Un NexVintage in memoria di Armani: a Belgioioso i suoi capi più iconici
Sarà nel segno di Giorgio Armani – scomparso lo scorso 4 settembre – la nuova edizione autunnale di Next Vintage, la mostra mercato più aristocratica dedicata alla moda e agli accessori d’epoca che si svolgerà al Castello di Belgioioso da domani al 27 ottobre 2025. L’arte in tessuto del compianto “Re Giorgio” sarà protagonista nell’anno in cui la sua maison compie 50 anni di attività e in tempi in cui gli Anni 80 sono tornati con i suoi completi con giacche destrutturate e pantaloni che lo hanno reso celebre in tutto il mondo, anche grazie all’immaginario cinematografico (fu lui a disegnare il guardaroba di Richard Gere nel film che lo consacrerà, ovvero “American Gigolò”).

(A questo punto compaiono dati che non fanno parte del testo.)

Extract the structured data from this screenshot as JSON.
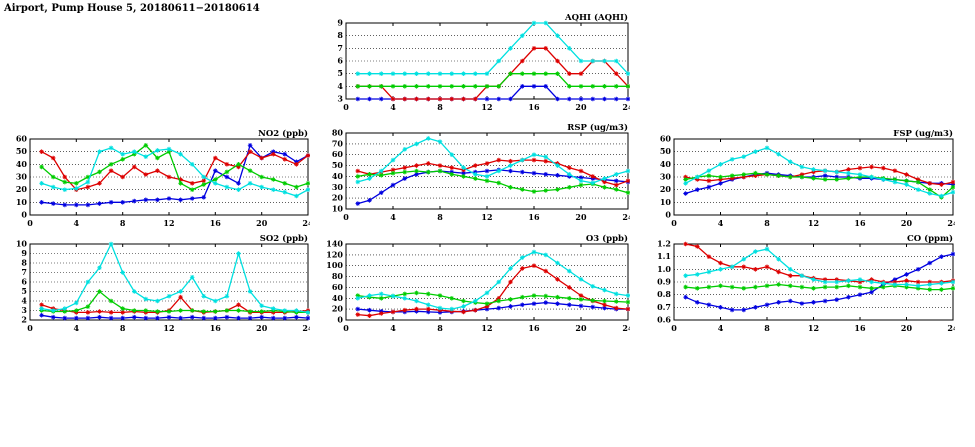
{
  "page_title": "Airport, Pump House 5, 20180611−20180614",
  "colors": {
    "blue": "#0000e0",
    "red": "#dd0000",
    "green": "#00cc00",
    "cyan": "#00e0e0"
  },
  "chart_data": [
    {
      "id": "aqhi",
      "type": "line",
      "title": "AQHI (AQHI)",
      "xlim": [
        0,
        24
      ],
      "xticks": [
        0,
        4,
        8,
        12,
        16,
        20,
        24
      ],
      "ylim": [
        3,
        9
      ],
      "ytick_step": 1,
      "ydecimals": 0,
      "grid": "horizontal-dotted",
      "x": [
        1,
        2,
        3,
        4,
        5,
        6,
        7,
        8,
        9,
        10,
        11,
        12,
        13,
        14,
        15,
        16,
        17,
        18,
        19,
        20,
        21,
        22,
        23,
        24
      ],
      "series": [
        {
          "name": "blue",
          "color": "#0000e0",
          "values": [
            3,
            3,
            3,
            3,
            3,
            3,
            3,
            3,
            3,
            3,
            3,
            3,
            3,
            3,
            4,
            4,
            4,
            3,
            3,
            3,
            3,
            3,
            3,
            3
          ]
        },
        {
          "name": "red",
          "color": "#dd0000",
          "values": [
            4,
            4,
            4,
            3,
            3,
            3,
            3,
            3,
            3,
            3,
            3,
            4,
            4,
            5,
            6,
            7,
            7,
            6,
            5,
            5,
            6,
            6,
            5,
            4
          ]
        },
        {
          "name": "green",
          "color": "#00cc00",
          "values": [
            4,
            4,
            4,
            4,
            4,
            4,
            4,
            4,
            4,
            4,
            4,
            4,
            4,
            5,
            5,
            5,
            5,
            5,
            4,
            4,
            4,
            4,
            4,
            4
          ]
        },
        {
          "name": "cyan",
          "color": "#00e0e0",
          "values": [
            5,
            5,
            5,
            5,
            5,
            5,
            5,
            5,
            5,
            5,
            5,
            5,
            6,
            7,
            8,
            9,
            9,
            8,
            7,
            6,
            6,
            6,
            6,
            5
          ]
        }
      ]
    },
    {
      "id": "no2",
      "type": "line",
      "title": "NO2 (ppb)",
      "xlim": [
        0,
        24
      ],
      "xticks": [
        0,
        4,
        8,
        12,
        16,
        20,
        24
      ],
      "ylim": [
        0,
        60
      ],
      "ytick_step": 10,
      "ydecimals": 0,
      "grid": "horizontal-dotted",
      "x": [
        1,
        2,
        3,
        4,
        5,
        6,
        7,
        8,
        9,
        10,
        11,
        12,
        13,
        14,
        15,
        16,
        17,
        18,
        19,
        20,
        21,
        22,
        23,
        24
      ],
      "series": [
        {
          "name": "blue",
          "color": "#0000e0",
          "values": [
            10,
            9,
            8,
            8,
            8,
            9,
            10,
            10,
            11,
            12,
            12,
            13,
            12,
            13,
            14,
            35,
            30,
            25,
            55,
            45,
            50,
            48,
            42,
            47
          ]
        },
        {
          "name": "red",
          "color": "#dd0000",
          "values": [
            50,
            45,
            30,
            20,
            22,
            25,
            35,
            30,
            38,
            32,
            35,
            30,
            28,
            25,
            27,
            45,
            40,
            38,
            50,
            45,
            48,
            44,
            40,
            47
          ]
        },
        {
          "name": "green",
          "color": "#00cc00",
          "values": [
            38,
            30,
            26,
            25,
            30,
            34,
            40,
            44,
            48,
            55,
            45,
            50,
            25,
            20,
            24,
            28,
            34,
            40,
            35,
            30,
            28,
            25,
            22,
            25
          ]
        },
        {
          "name": "cyan",
          "color": "#00e0e0",
          "values": [
            25,
            22,
            20,
            21,
            26,
            50,
            53,
            48,
            50,
            46,
            51,
            52,
            48,
            40,
            30,
            25,
            22,
            20,
            25,
            22,
            20,
            18,
            15,
            20
          ]
        }
      ]
    },
    {
      "id": "rsp",
      "type": "line",
      "title": "RSP (ug/m3)",
      "xlim": [
        0,
        24
      ],
      "xticks": [
        0,
        4,
        8,
        12,
        16,
        20,
        24
      ],
      "ylim": [
        10,
        80
      ],
      "ytick_step": 10,
      "ydecimals": 0,
      "grid": "horizontal-dotted",
      "x": [
        1,
        2,
        3,
        4,
        5,
        6,
        7,
        8,
        9,
        10,
        11,
        12,
        13,
        14,
        15,
        16,
        17,
        18,
        19,
        20,
        21,
        22,
        23,
        24
      ],
      "series": [
        {
          "name": "blue",
          "color": "#0000e0",
          "values": [
            15,
            18,
            25,
            32,
            38,
            42,
            44,
            45,
            44,
            43,
            44,
            45,
            46,
            45,
            44,
            43,
            42,
            41,
            40,
            39,
            38,
            37,
            36,
            35
          ]
        },
        {
          "name": "red",
          "color": "#dd0000",
          "values": [
            45,
            42,
            44,
            46,
            48,
            50,
            52,
            50,
            48,
            46,
            50,
            52,
            55,
            54,
            55,
            55,
            54,
            52,
            48,
            45,
            40,
            35,
            32,
            36
          ]
        },
        {
          "name": "green",
          "color": "#00cc00",
          "values": [
            40,
            42,
            41,
            43,
            44,
            45,
            44,
            45,
            42,
            40,
            38,
            36,
            34,
            30,
            28,
            26,
            27,
            28,
            30,
            32,
            33,
            30,
            28,
            25
          ]
        },
        {
          "name": "cyan",
          "color": "#00e0e0",
          "values": [
            35,
            38,
            45,
            55,
            65,
            70,
            75,
            72,
            60,
            48,
            42,
            40,
            45,
            50,
            55,
            60,
            58,
            50,
            42,
            36,
            34,
            38,
            42,
            45
          ]
        }
      ]
    },
    {
      "id": "fsp",
      "type": "line",
      "title": "FSP (ug/m3)",
      "xlim": [
        0,
        24
      ],
      "xticks": [
        0,
        4,
        8,
        12,
        16,
        20,
        24
      ],
      "ylim": [
        0,
        60
      ],
      "ytick_step": 10,
      "ydecimals": 0,
      "grid": "horizontal-dotted",
      "x": [
        1,
        2,
        3,
        4,
        5,
        6,
        7,
        8,
        9,
        10,
        11,
        12,
        13,
        14,
        15,
        16,
        17,
        18,
        19,
        20,
        21,
        22,
        23,
        24
      ],
      "series": [
        {
          "name": "blue",
          "color": "#0000e0",
          "values": [
            17,
            20,
            22,
            25,
            28,
            30,
            32,
            33,
            32,
            31,
            30,
            30,
            31,
            30,
            30,
            29,
            29,
            28,
            28,
            27,
            26,
            25,
            25,
            24
          ]
        },
        {
          "name": "red",
          "color": "#dd0000",
          "values": [
            30,
            28,
            27,
            28,
            29,
            30,
            31,
            32,
            31,
            30,
            32,
            34,
            35,
            34,
            36,
            37,
            38,
            37,
            35,
            32,
            28,
            25,
            24,
            26
          ]
        },
        {
          "name": "green",
          "color": "#00cc00",
          "values": [
            28,
            30,
            31,
            30,
            31,
            32,
            33,
            32,
            31,
            30,
            30,
            29,
            28,
            28,
            29,
            30,
            30,
            29,
            28,
            27,
            26,
            20,
            14,
            22
          ]
        },
        {
          "name": "cyan",
          "color": "#00e0e0",
          "values": [
            25,
            30,
            35,
            40,
            44,
            46,
            50,
            53,
            48,
            42,
            38,
            36,
            35,
            34,
            33,
            32,
            30,
            28,
            26,
            24,
            20,
            17,
            15,
            18
          ]
        }
      ]
    },
    {
      "id": "so2",
      "type": "line",
      "title": "SO2 (ppb)",
      "xlim": [
        0,
        24
      ],
      "xticks": [
        0,
        4,
        8,
        12,
        16,
        20,
        24
      ],
      "ylim": [
        2,
        10
      ],
      "ytick_step": 1,
      "ydecimals": 0,
      "grid": "horizontal-dotted",
      "x": [
        1,
        2,
        3,
        4,
        5,
        6,
        7,
        8,
        9,
        10,
        11,
        12,
        13,
        14,
        15,
        16,
        17,
        18,
        19,
        20,
        21,
        22,
        23,
        24
      ],
      "series": [
        {
          "name": "blue",
          "color": "#0000e0",
          "values": [
            2.5,
            2.3,
            2.2,
            2.2,
            2.2,
            2.3,
            2.2,
            2.2,
            2.3,
            2.2,
            2.2,
            2.3,
            2.2,
            2.3,
            2.2,
            2.2,
            2.3,
            2.2,
            2.2,
            2.3,
            2.2,
            2.2,
            2.3,
            2.2
          ]
        },
        {
          "name": "red",
          "color": "#dd0000",
          "values": [
            3.6,
            3.2,
            3.0,
            2.8,
            2.8,
            2.9,
            2.8,
            2.8,
            2.9,
            2.8,
            2.8,
            3.0,
            4.4,
            3.0,
            2.8,
            2.9,
            3.0,
            3.6,
            2.8,
            2.8,
            2.8,
            2.8,
            2.9,
            3.0
          ]
        },
        {
          "name": "green",
          "color": "#00cc00",
          "values": [
            3.0,
            2.9,
            2.9,
            3.0,
            3.4,
            5.0,
            4.0,
            3.2,
            3.0,
            3.0,
            2.9,
            2.9,
            3.0,
            3.0,
            2.9,
            2.9,
            3.0,
            3.0,
            2.9,
            2.9,
            3.0,
            2.9,
            2.8,
            2.8
          ]
        },
        {
          "name": "cyan",
          "color": "#00e0e0",
          "values": [
            3.2,
            3.0,
            3.2,
            3.8,
            6.0,
            7.5,
            10.0,
            7.0,
            5.0,
            4.2,
            4.0,
            4.5,
            5.0,
            6.5,
            4.5,
            4.0,
            4.5,
            9.0,
            5.0,
            3.5,
            3.2,
            3.0,
            3.0,
            2.8
          ]
        }
      ]
    },
    {
      "id": "o3",
      "type": "line",
      "title": "O3 (ppb)",
      "xlim": [
        0,
        24
      ],
      "xticks": [
        0,
        4,
        8,
        12,
        16,
        20,
        24
      ],
      "ylim": [
        0,
        140
      ],
      "ytick_step": 20,
      "ydecimals": 0,
      "grid": "horizontal-dotted",
      "x": [
        1,
        2,
        3,
        4,
        5,
        6,
        7,
        8,
        9,
        10,
        11,
        12,
        13,
        14,
        15,
        16,
        17,
        18,
        19,
        20,
        21,
        22,
        23,
        24
      ],
      "series": [
        {
          "name": "blue",
          "color": "#0000e0",
          "values": [
            20,
            18,
            16,
            15,
            15,
            16,
            15,
            14,
            15,
            16,
            18,
            20,
            22,
            25,
            28,
            30,
            32,
            30,
            28,
            26,
            24,
            22,
            20,
            20
          ]
        },
        {
          "name": "red",
          "color": "#dd0000",
          "values": [
            10,
            8,
            12,
            15,
            18,
            20,
            20,
            18,
            16,
            15,
            18,
            25,
            40,
            70,
            95,
            100,
            90,
            75,
            60,
            45,
            35,
            28,
            22,
            20
          ]
        },
        {
          "name": "green",
          "color": "#00cc00",
          "values": [
            45,
            42,
            40,
            44,
            48,
            50,
            48,
            45,
            40,
            35,
            32,
            30,
            35,
            38,
            42,
            45,
            44,
            42,
            40,
            38,
            36,
            35,
            34,
            33
          ]
        },
        {
          "name": "cyan",
          "color": "#00e0e0",
          "values": [
            40,
            45,
            48,
            44,
            40,
            35,
            28,
            22,
            20,
            25,
            35,
            50,
            70,
            95,
            115,
            125,
            120,
            105,
            90,
            75,
            62,
            55,
            48,
            45
          ]
        }
      ]
    },
    {
      "id": "co",
      "type": "line",
      "title": "CO (ppm)",
      "xlim": [
        0,
        24
      ],
      "xticks": [
        0,
        4,
        8,
        12,
        16,
        20,
        24
      ],
      "ylim": [
        0.6,
        1.2
      ],
      "ytick_step": 0.1,
      "ydecimals": 1,
      "grid": "horizontal-dotted",
      "x": [
        1,
        2,
        3,
        4,
        5,
        6,
        7,
        8,
        9,
        10,
        11,
        12,
        13,
        14,
        15,
        16,
        17,
        18,
        19,
        20,
        21,
        22,
        23,
        24
      ],
      "series": [
        {
          "name": "blue",
          "color": "#0000e0",
          "values": [
            0.78,
            0.74,
            0.72,
            0.7,
            0.68,
            0.68,
            0.7,
            0.72,
            0.74,
            0.75,
            0.73,
            0.74,
            0.75,
            0.76,
            0.78,
            0.8,
            0.82,
            0.88,
            0.92,
            0.96,
            1.0,
            1.05,
            1.1,
            1.12
          ]
        },
        {
          "name": "red",
          "color": "#dd0000",
          "values": [
            1.2,
            1.18,
            1.1,
            1.05,
            1.02,
            1.02,
            1.0,
            1.02,
            0.98,
            0.95,
            0.95,
            0.93,
            0.92,
            0.92,
            0.91,
            0.9,
            0.92,
            0.9,
            0.9,
            0.91,
            0.9,
            0.9,
            0.9,
            0.91
          ]
        },
        {
          "name": "green",
          "color": "#00cc00",
          "values": [
            0.86,
            0.85,
            0.86,
            0.87,
            0.86,
            0.85,
            0.86,
            0.87,
            0.88,
            0.87,
            0.86,
            0.85,
            0.86,
            0.86,
            0.87,
            0.86,
            0.85,
            0.86,
            0.87,
            0.86,
            0.85,
            0.84,
            0.84,
            0.85
          ]
        },
        {
          "name": "cyan",
          "color": "#00e0e0",
          "values": [
            0.95,
            0.96,
            0.98,
            1.0,
            1.02,
            1.08,
            1.14,
            1.16,
            1.08,
            1.0,
            0.95,
            0.92,
            0.9,
            0.9,
            0.91,
            0.92,
            0.9,
            0.89,
            0.88,
            0.88,
            0.87,
            0.88,
            0.89,
            0.9
          ]
        }
      ]
    }
  ]
}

Non meno importante è anche un’altra leggendaria casa di moda come Valentino che ha riportato in passerella le creazioni più massimaliste e femminili degli Anni 70 e 80 firmate da Monsieur Garavani. E, come da tradizione, lungo il percorso espositivo non mancherà come fonte d’ispirazione la Vecchia Hollywood, ovvero gli abiti da sera più sinuosi e sensuali degli Anni 40 e 50.
Del resto riscoprire e valorizzare il passato per offrire al futuro lo spessore del tempo continua a essere - accanto alla sostenibilità e alla filosofia del riciclo (sempre più persone optano infatti per capi d’antan invece di acquistare il nuovo) – una delle priorità della mostra e dei suoi oltre 60 espositori. -“Il gilet: un capo ritrovato” Simbolo di eleganza senza tempo, il gilet sarà al centro della mostra collaterale “Il gilet, un capo ritrovato”. Giacca senza maniche dall’allure formale, il gilet — o panciotto — vanta una storia secolare che attraversa mode e stili, dal Barocco al Futurismo, dai dandies inglesi allo street style contemporaneo. A introdurlo fu Luigi XIV, il Re Sole, che sostituì la severità militare con la grazia del gentiluomo di corte, dando vita all’iconico habit à la française. Nel tempo, figure come Lord Brummel, padre del dandismo, e il sovrano Edoardo VII, simbolo di eleganza britannica, contribuirono a definirne forme e significati. Poi, con l’avanguardia di Giacomo Balla, il gilet si accese di geometrie e colori futuristi, segno di una moda in continuo movimento. Oggi questo capo, nato per l’uomo, è diventato un vero passe-partout del guardaroba femminile: versatile, glam, capace di dare carattere a ogni outfit, dal più classico al più audace. Sulle passerelle e per le strade, il gilet continua a reinventarsi in nuove versioni — corto o lungo, minimal o decorato — confermandosi come uno dei must-have più amati della moda contemporanea. -Ritratti d'arte dal vivo Spazio infine a un nuovo appuntamento.
Sabato 25 e domenica 26 ottobre, nell’atmosfera sospesa del Castello, l’artista Alice Negri (in arte Marla Von Duta) realizzerà ritratti dal vivo in stile vintage, ispirati ai figurini di moda degli anni ’40 e ’50.
Ogni ospite si trasformerà in un piccolo ritratto d’autore: un ricordo su carta che racchiude lo spirito rétro della manifestazione (ogni disegno viene realizzato in pochi minuti e consegnato alla fine, come una cartolina illustrata).